Sunday, August 7, 2016


I don't know if parents have favorite kids, but I can tell you that designers have favorite projects. It is time again to submit classes for the next bead and Button Show, which is usually the time for me to come up with all sorts of new class offerings in general for next year.
To see what is new, click here.
You will see that I have added four new class projects. There is more in the making. There always is, things just take time.
My favorite, the one that took the most thinking, planning and love is called Japonica. It was quite the process to create this design.
It all started with a previous project called Sunrise and Sunset Shores. A friend of mine, Laurey Gilbert, who is a maker of gorgeous bead embroidered art introduced me to Jo Anne St James' polymer clay landscape cabochons. Jo Anne has an Etsy store, and I just picked two of my favorites to create that first design. It was an instant success. It has become my most popular class for 2016. Many of you Dearest Beady Readers have actually taken that class from me this year. Thank you all!
At the time of designing that piece, Jo Anne, who is a fellow painter and a dreamer of magic herself, offered to make me some special, exclusive cabs, just for my work. I knew I would take her up on her offer one day. Then the day came. The way this usually happens is that I get an idea in my head that just doesn't go away, sticks around and keeps coming back. This idea was about Japanese design and aesthetics in general. 
Simplicity and tranquility were things on my mind, something I wanted to portray with a piece of jewelry.
So I started talking to Jo Anne about creating me a cabochon that looks like Japanese watercolor paintings. Sort of like this.

Jo Anne thought this would be a great challenge, and she made magic happen. She was so thorough and inventive. She invented a whole new process to make me cabs that were just right. We had ongoing skype conversations, and she showed me her samples and thinking process. I wanted the cabs in two colors, one a foggy, muted silvery and stormy blue, and one very much like that in feel but in pink.
Let me show you Jo Anne's process:
She put so much effort and love and care into making them just right. I squealed when my order arrived. It looked like this:

It was everything I could wish for, now I just had to find a way to make the design worthy of the focals.
Besides the watercolor pictures, my other inspiration included pagodas.
( pagoda image by
The challenge was to incorporate architectural elements of the pagoda shape into a bracelet. And keep it in line with my idea of tranquility and simplicity. I wanted to carry the not quite stormy, not quite silver feel of that blue throughout the project. And  to have straight lines contrasting with points. 
Here is what came of my efforts, so far only in blue, but the pink colorway will happen soon enough too. I will start teaching this project next year, so there is time for that.

I hope that this design will be as popular next year as it's predecessor was this year. Thank you Jo Anne for making it happen! For those of you dear beaders who like Jo Anne's work, please visit her Etsy site here.

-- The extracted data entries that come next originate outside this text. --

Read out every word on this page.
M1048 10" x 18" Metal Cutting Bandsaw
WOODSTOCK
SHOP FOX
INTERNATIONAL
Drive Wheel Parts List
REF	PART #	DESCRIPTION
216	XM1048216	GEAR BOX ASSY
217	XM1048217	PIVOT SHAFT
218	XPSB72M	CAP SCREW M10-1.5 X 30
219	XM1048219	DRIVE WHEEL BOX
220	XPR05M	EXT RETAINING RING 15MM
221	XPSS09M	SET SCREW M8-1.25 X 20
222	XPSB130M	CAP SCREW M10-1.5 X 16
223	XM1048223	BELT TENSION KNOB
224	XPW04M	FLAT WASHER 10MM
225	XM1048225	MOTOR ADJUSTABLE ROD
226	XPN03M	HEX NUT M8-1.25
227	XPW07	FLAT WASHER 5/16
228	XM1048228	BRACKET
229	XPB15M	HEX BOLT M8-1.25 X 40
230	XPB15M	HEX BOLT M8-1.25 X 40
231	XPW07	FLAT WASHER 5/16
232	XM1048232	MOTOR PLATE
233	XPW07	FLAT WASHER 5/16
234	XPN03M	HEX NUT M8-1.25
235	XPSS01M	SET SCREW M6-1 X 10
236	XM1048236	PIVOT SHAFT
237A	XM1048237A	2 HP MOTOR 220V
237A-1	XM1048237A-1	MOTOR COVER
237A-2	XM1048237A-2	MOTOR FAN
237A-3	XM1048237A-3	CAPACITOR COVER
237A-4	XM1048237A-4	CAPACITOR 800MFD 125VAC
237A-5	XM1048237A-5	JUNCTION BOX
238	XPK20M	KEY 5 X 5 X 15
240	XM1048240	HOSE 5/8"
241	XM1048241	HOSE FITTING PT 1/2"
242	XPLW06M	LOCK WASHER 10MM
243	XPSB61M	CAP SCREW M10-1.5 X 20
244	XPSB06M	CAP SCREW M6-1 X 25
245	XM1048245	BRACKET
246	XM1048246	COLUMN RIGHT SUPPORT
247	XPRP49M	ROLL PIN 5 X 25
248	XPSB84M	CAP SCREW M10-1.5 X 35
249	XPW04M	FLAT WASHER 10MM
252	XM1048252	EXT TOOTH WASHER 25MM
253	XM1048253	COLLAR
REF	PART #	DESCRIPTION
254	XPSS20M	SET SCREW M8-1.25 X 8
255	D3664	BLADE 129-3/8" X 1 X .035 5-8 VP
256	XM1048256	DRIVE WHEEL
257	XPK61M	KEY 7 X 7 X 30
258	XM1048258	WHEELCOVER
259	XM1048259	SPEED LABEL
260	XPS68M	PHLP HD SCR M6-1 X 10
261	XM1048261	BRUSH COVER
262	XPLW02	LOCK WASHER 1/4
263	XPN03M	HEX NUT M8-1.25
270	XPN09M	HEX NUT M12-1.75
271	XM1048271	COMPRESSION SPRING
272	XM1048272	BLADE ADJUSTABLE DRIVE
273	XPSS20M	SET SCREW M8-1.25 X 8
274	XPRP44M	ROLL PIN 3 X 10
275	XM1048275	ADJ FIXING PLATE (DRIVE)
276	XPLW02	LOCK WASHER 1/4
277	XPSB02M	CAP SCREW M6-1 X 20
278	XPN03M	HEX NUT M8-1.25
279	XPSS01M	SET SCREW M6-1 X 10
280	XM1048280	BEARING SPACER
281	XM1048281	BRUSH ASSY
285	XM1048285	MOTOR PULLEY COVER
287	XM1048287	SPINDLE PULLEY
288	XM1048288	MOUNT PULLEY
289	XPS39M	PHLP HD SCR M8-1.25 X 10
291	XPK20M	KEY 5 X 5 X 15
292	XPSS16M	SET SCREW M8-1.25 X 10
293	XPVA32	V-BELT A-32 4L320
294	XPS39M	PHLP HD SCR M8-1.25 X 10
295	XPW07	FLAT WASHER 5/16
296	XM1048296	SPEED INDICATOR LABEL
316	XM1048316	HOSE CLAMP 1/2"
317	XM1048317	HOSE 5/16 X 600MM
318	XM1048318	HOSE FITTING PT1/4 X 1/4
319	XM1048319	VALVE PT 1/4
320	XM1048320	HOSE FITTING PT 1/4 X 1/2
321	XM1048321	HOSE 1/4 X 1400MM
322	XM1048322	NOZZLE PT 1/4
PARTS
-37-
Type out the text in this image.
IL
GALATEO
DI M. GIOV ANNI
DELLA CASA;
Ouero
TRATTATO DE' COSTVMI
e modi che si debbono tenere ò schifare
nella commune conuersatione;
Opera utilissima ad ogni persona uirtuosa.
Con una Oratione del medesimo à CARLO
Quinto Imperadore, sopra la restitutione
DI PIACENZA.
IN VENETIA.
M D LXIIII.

  1. You have superb empathy for the beautiful cab and do it more than justice. Perfect shape!!!

  2. Brilliant! Jo Anne's cabs are so inspiring, contagious, even. This is beautiful, Kinga.

  3. I absolutely love this (and your Dark Side of the Moon)... and hope I have the opportunity to take both of these classes soon! Bravo! You never cease to amaze!

  4. This cabs are amazing, I checked her etsy shop - beautiful projects! I like pagoda shape in your bracelet.

  5. You nailed it GF...I can only hope to take the class someday or buy the kit when classes aren't available any longer. I love your style @Kinga. Keep up the inspiration!!